Boston-born Daniel B. Harris is a journalist for ABC News, an anchor for Nightline and co-anchor for the weekend edition of Good Morning America. Harris encourages the use of meditation, and himself uses a method of watching the breath. His 10% Happier podcasts are interviews with other meditators. In the book, Harris recounts how he resolved the apparent conflict between meditation-induced equanimity and the aggressive competitiveness required for success as a TV-news journalist.

Nightline anchor Dan Harris embarks on an unexpected, hilarious and deeply sceptical odyssey through the strange worlds of spirituality and self-help, and discovers a way to get happier that is truly achievable.

After having a nationally televised panic attack, Dan Harris knew he had to make some changes. A lifelong non-believer, he found himself on a bizarre adventure involving a disgraced pastor, a mysterious self-help guru and a gaggle of brain scientists. Eventually, Harris realized that the source of his problems was the very thing he always thought was his greatest asset: the incessant, insatiable voice in his head, which had propelled him through the ranks of a hypercompetitive business, but had also led him to make the profoundly stupid decisions that provoked his on-air freak-out.

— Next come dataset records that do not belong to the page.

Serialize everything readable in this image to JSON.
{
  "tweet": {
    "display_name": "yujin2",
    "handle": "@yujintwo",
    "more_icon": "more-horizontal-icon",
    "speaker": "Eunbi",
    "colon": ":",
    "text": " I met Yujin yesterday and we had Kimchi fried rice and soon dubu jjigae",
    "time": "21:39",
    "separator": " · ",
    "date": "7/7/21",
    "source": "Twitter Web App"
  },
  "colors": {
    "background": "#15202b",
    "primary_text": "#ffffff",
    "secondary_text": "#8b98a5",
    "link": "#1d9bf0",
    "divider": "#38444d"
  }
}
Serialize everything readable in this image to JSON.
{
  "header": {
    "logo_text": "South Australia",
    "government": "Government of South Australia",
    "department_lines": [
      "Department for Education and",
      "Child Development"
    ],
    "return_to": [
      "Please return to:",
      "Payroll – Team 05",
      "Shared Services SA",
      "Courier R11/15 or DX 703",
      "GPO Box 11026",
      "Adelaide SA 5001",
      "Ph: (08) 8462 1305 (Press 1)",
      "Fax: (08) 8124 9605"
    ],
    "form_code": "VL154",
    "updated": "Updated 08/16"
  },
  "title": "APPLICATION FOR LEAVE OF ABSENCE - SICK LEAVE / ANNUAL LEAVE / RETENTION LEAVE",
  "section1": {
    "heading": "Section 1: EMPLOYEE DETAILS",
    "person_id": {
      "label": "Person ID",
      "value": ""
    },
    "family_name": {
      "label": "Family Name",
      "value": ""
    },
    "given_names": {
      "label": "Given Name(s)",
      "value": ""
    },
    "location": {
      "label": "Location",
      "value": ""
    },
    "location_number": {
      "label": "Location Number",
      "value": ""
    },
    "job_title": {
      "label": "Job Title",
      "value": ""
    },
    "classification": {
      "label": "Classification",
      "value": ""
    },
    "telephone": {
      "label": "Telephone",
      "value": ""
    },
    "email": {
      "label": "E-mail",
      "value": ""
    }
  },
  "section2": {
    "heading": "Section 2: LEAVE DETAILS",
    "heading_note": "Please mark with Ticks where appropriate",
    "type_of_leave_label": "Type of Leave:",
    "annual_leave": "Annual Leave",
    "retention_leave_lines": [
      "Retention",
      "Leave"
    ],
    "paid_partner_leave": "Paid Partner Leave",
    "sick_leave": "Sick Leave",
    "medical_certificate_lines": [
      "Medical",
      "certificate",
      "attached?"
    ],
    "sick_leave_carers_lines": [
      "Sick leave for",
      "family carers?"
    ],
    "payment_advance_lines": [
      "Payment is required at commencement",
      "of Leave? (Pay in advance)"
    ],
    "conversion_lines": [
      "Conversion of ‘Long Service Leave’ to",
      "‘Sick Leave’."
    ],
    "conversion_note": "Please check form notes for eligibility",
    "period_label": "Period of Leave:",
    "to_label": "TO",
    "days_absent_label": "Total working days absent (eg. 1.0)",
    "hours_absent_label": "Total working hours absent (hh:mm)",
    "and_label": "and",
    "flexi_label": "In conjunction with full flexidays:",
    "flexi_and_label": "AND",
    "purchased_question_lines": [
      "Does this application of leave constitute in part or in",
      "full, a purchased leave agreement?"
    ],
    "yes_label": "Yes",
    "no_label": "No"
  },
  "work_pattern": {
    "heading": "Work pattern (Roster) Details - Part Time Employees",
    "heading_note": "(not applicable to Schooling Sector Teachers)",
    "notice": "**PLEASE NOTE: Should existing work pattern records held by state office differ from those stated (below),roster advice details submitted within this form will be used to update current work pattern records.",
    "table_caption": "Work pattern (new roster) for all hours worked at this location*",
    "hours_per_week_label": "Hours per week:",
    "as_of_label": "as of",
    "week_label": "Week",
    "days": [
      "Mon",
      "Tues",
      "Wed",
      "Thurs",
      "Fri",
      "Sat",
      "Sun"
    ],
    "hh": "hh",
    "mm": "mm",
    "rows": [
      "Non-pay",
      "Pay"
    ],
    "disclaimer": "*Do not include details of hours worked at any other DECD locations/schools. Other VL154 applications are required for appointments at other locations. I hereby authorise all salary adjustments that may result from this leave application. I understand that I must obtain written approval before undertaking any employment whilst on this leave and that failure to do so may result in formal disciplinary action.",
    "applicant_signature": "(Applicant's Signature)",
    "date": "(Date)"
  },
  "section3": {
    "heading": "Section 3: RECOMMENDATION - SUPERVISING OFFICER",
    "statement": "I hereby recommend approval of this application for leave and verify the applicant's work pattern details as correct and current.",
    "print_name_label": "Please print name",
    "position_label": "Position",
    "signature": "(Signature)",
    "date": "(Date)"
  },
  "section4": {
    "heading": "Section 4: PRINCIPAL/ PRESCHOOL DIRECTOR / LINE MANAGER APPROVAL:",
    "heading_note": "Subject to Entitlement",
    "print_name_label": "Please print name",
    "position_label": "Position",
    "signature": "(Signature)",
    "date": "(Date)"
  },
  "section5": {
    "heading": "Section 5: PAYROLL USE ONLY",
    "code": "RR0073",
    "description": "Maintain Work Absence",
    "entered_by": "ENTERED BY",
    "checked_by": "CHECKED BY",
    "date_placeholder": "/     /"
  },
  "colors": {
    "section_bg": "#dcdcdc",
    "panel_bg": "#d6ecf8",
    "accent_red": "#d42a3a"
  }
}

Finally, Harris stumbled upon an effective way to rein in that voice, something he always assumed to be either impossible or useless: meditation, a tool that research suggests can do everything from lower your blood pressure to essentially rewire your brain. 10% Happier takes readers on a ride from the outer reaches of neuroscience to the inner sanctum of network news to the bizarre fringes of America’s spiritual scene, and leaves them with a takeaway that could actually change their lives.

Although he refers to himself as “half-Jewish and culturally Jewish”, he identifies himself as a Buddhist.